Thank you, David, for those. We've kept the construction industry going for essential work, and we've kept the care and repair system going, for example. They're receiving around 270 rapid adaptation referrals a week at the moment—urgent jobs to support hospital discharges, or crucial prevention to prevent somebody being admitted where there's no need. I mentioned the adaptation of the Nightingale hospitals, which has obviously been kept going. Actually, it's not the construction bit of that that's been a problem; it's keeping the builders' merchants open so that people can maintain adequate supplies, and we've had conversations with builders' merchants around how that works.
You'll know that going shopping in your local builders' merchant isn't one of the main reasons that you should leave home at the moment. But, obviously, if you're going there as part of a trade, doing essential work—construction work and repairs—then it has been very helpful to us that they've stayed open. When we start to look at the—well, it's a new term for the word 'easement', which pains me as a lawyer—easement of the restrictions, we will be looking to see if we can get more construction up and running as fast as possible.

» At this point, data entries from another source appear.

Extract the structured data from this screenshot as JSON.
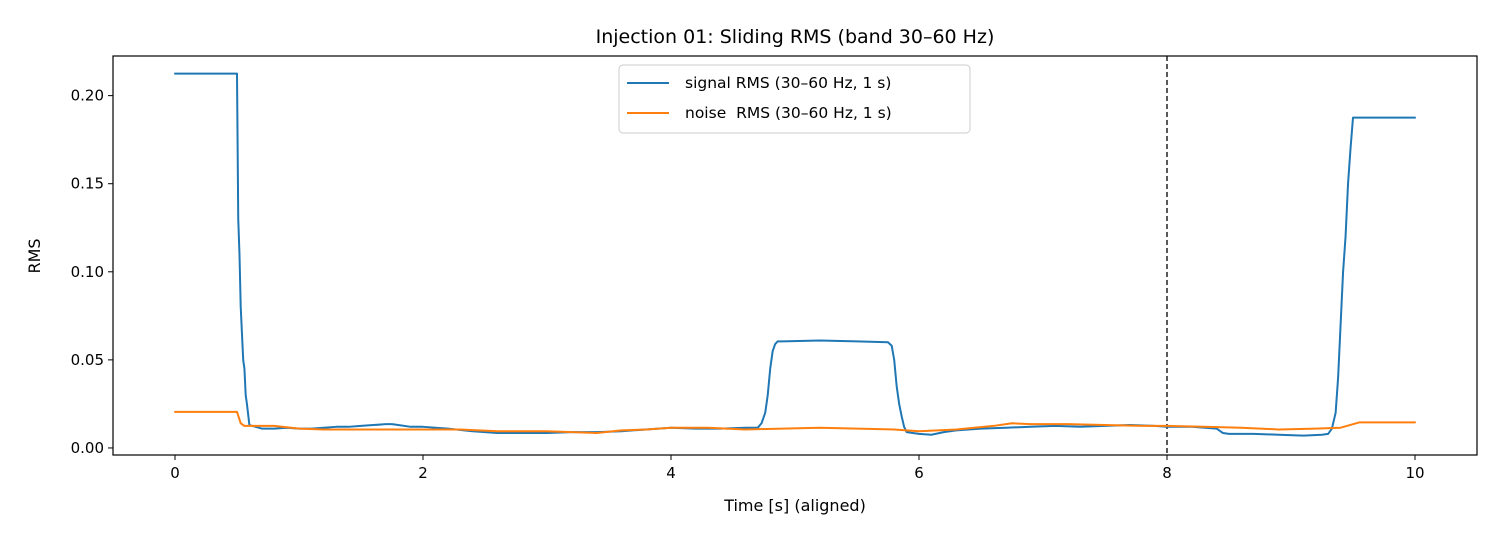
{
  "chart_data": {
    "type": "line",
    "title": "Injection 01: Sliding RMS (band 30–60 Hz)",
    "xlabel": "Time [s] (aligned)",
    "ylabel": "RMS",
    "xlim": [
      -0.5,
      10.5
    ],
    "ylim": [
      -0.004,
      0.2225
    ],
    "xticks": [
      0,
      2,
      4,
      6,
      8,
      10
    ],
    "yticks": [
      0.0,
      0.05,
      0.1,
      0.15,
      0.2
    ],
    "xtick_labels": [
      "0",
      "2",
      "4",
      "6",
      "8",
      "10"
    ],
    "ytick_labels": [
      "0.00",
      "0.05",
      "0.10",
      "0.15",
      "0.20"
    ],
    "grid": false,
    "legend_position": "upper-center",
    "vline": {
      "x": 8,
      "style": "dashed",
      "color": "#000000"
    },
    "series": [
      {
        "name": "signal RMS (30–60 Hz, 1 s)",
        "color": "#1f77b4",
        "x": [
          0,
          0.5,
          0.51,
          0.52,
          0.53,
          0.54,
          0.55,
          0.56,
          0.57,
          0.58,
          0.6,
          0.65,
          0.7,
          0.8,
          0.9,
          1.0,
          1.1,
          1.2,
          1.3,
          1.4,
          1.5,
          1.6,
          1.7,
          1.75,
          1.8,
          1.9,
          2.0,
          2.2,
          2.4,
          2.6,
          2.8,
          3.0,
          3.2,
          3.4,
          3.6,
          3.8,
          4.0,
          4.2,
          4.4,
          4.6,
          4.7,
          4.73,
          4.76,
          4.78,
          4.8,
          4.82,
          4.84,
          4.86,
          4.9,
          5.2,
          5.5,
          5.75,
          5.78,
          5.8,
          5.82,
          5.84,
          5.86,
          5.88,
          5.9,
          6.0,
          6.1,
          6.2,
          6.3,
          6.5,
          6.7,
          6.9,
          7.1,
          7.3,
          7.5,
          7.7,
          7.9,
          8.0,
          8.2,
          8.4,
          8.45,
          8.5,
          8.7,
          8.9,
          9.1,
          9.25,
          9.3,
          9.33,
          9.36,
          9.38,
          9.4,
          9.42,
          9.44,
          9.46,
          9.48,
          9.5,
          9.7,
          10.0
        ],
        "y": [
          0.2125,
          0.2125,
          0.13,
          0.11,
          0.08,
          0.065,
          0.05,
          0.045,
          0.03,
          0.025,
          0.013,
          0.012,
          0.011,
          0.011,
          0.0115,
          0.011,
          0.011,
          0.0115,
          0.012,
          0.012,
          0.0125,
          0.013,
          0.0135,
          0.0135,
          0.013,
          0.012,
          0.012,
          0.011,
          0.0095,
          0.0085,
          0.0085,
          0.0085,
          0.009,
          0.009,
          0.0095,
          0.0105,
          0.0115,
          0.011,
          0.011,
          0.0115,
          0.0115,
          0.014,
          0.02,
          0.03,
          0.045,
          0.055,
          0.059,
          0.0605,
          0.0605,
          0.061,
          0.0605,
          0.06,
          0.058,
          0.05,
          0.035,
          0.025,
          0.018,
          0.012,
          0.009,
          0.008,
          0.0075,
          0.009,
          0.01,
          0.011,
          0.0115,
          0.012,
          0.0125,
          0.012,
          0.0125,
          0.013,
          0.0125,
          0.012,
          0.012,
          0.011,
          0.0085,
          0.008,
          0.008,
          0.0075,
          0.007,
          0.0075,
          0.008,
          0.011,
          0.02,
          0.04,
          0.07,
          0.1,
          0.12,
          0.15,
          0.17,
          0.1875,
          0.1875,
          0.1875
        ]
      },
      {
        "name": "noise  RMS (30–60 Hz, 1 s)",
        "color": "#ff7f0e",
        "x": [
          0,
          0.5,
          0.53,
          0.56,
          0.6,
          0.8,
          1.0,
          1.2,
          1.5,
          1.8,
          2.0,
          2.3,
          2.6,
          3.0,
          3.4,
          3.6,
          3.8,
          4.0,
          4.3,
          4.6,
          4.9,
          5.2,
          5.5,
          5.8,
          6.0,
          6.3,
          6.6,
          6.75,
          6.9,
          7.2,
          7.5,
          7.8,
          8.0,
          8.3,
          8.6,
          8.9,
          9.2,
          9.4,
          9.5,
          9.55,
          10.0
        ],
        "y": [
          0.0205,
          0.0205,
          0.014,
          0.0125,
          0.0125,
          0.0125,
          0.011,
          0.0105,
          0.0105,
          0.0105,
          0.0105,
          0.0105,
          0.0095,
          0.0095,
          0.0085,
          0.01,
          0.0105,
          0.0115,
          0.0115,
          0.0105,
          0.011,
          0.0115,
          0.011,
          0.0105,
          0.0095,
          0.0105,
          0.0125,
          0.014,
          0.0135,
          0.0135,
          0.013,
          0.0125,
          0.0125,
          0.012,
          0.0115,
          0.0105,
          0.011,
          0.0115,
          0.0135,
          0.0145,
          0.0145
        ]
      }
    ]
  }
}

As to support to the SME system, because the housing market is, not surprisingly, not terribly buoyant at the moment, we will be looking to see if we can introduce regulations to relax the DQR—the social housing standard rules—in order to be able to buy off-plan from SME builders, so that we can increase the supply that way. This has been done before; it was done after the 2008 crisis. Actually, the building standards in Wales are much higher now, so the relaxation isn't as great, but we are looking to support the sector in that way. And, of course, it has the added benefit of getting more people out of temporary accommodation that may be unsuitable. So, we're doing a number of things to support SME builders and to keep the essential repairs going.

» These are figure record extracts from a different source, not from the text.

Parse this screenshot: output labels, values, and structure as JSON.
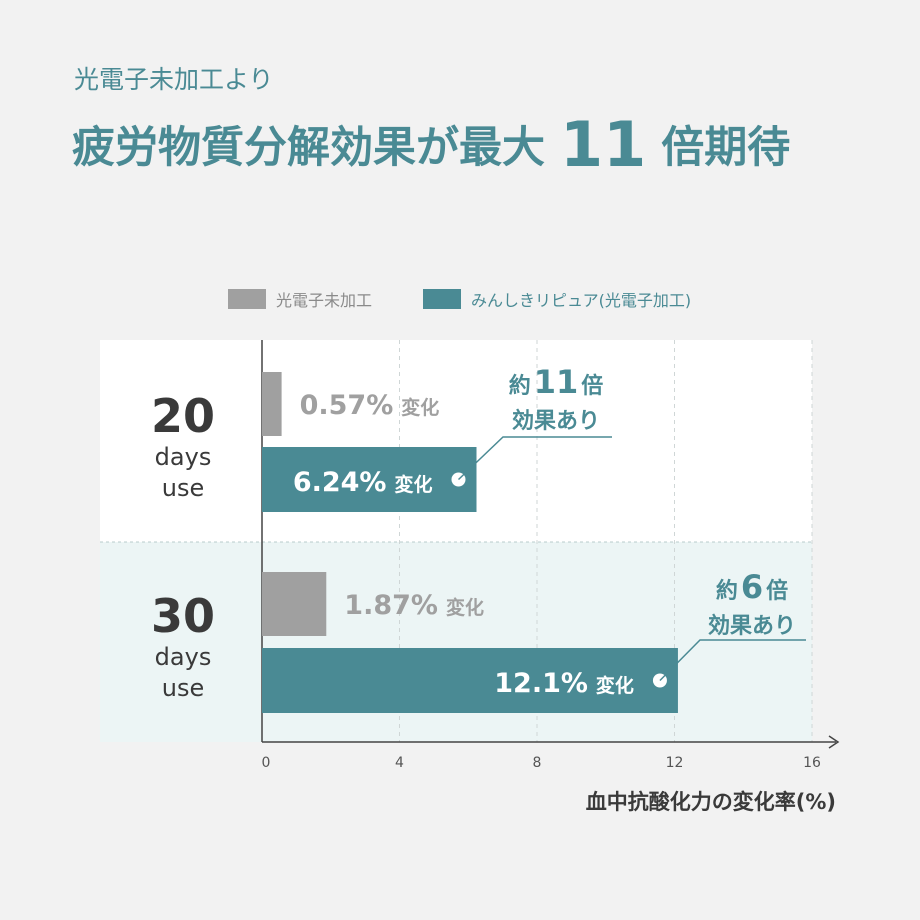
{
  "header": {
    "subtitle": "光電子未加工より",
    "title_prefix": "疲労物質分解効果が最大",
    "title_number": "11",
    "title_suffix": "倍期待"
  },
  "colors": {
    "accent": "#4a8a94",
    "bar_teal": "#4a8a94",
    "bar_gray": "#a0a0a0",
    "text_dark": "#3a3a3a",
    "band_white": "#ffffff",
    "band_tint": "#ecf5f5",
    "background": "#f2f2f2"
  },
  "chart_data": {
    "type": "bar",
    "orientation": "horizontal",
    "xlabel": "血中抗酸化力の変化率(%)",
    "xlim": [
      0,
      16
    ],
    "xticks": [
      "0",
      "4",
      "8",
      "12",
      "16"
    ],
    "legend_position": "top",
    "categories": [
      {
        "number": "20",
        "unit": "days\nuse"
      },
      {
        "number": "30",
        "unit": "days\nuse"
      }
    ],
    "series": [
      {
        "name": "光電子未加工",
        "color": "#a0a0a0",
        "values": [
          0.57,
          1.87
        ],
        "labels": [
          "0.57%",
          "1.87%"
        ]
      },
      {
        "name": "みんしきリピュア(光電子加工)",
        "color": "#4a8a94",
        "values": [
          6.24,
          12.1
        ],
        "labels": [
          "6.24%",
          "12.1%"
        ]
      }
    ],
    "value_suffix": "変化",
    "annotations": [
      {
        "prefix": "約",
        "number": "11",
        "suffix": "倍",
        "line2": "効果あり"
      },
      {
        "prefix": "約",
        "number": "6",
        "suffix": "倍",
        "line2": "効果あり"
      }
    ]
  }
}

And the last thing is that we're encouraging all registered social landlords and councils across Wales to work on their voids, to make sure that they are going as fast as possible to get all available social housing back into use as soon as humanly possible, so that we can move people on from what might be otherwise temporary accommodation into that permanent, secure accommodation. And I'm certainly determined that people are not going to go back out of that onto the street.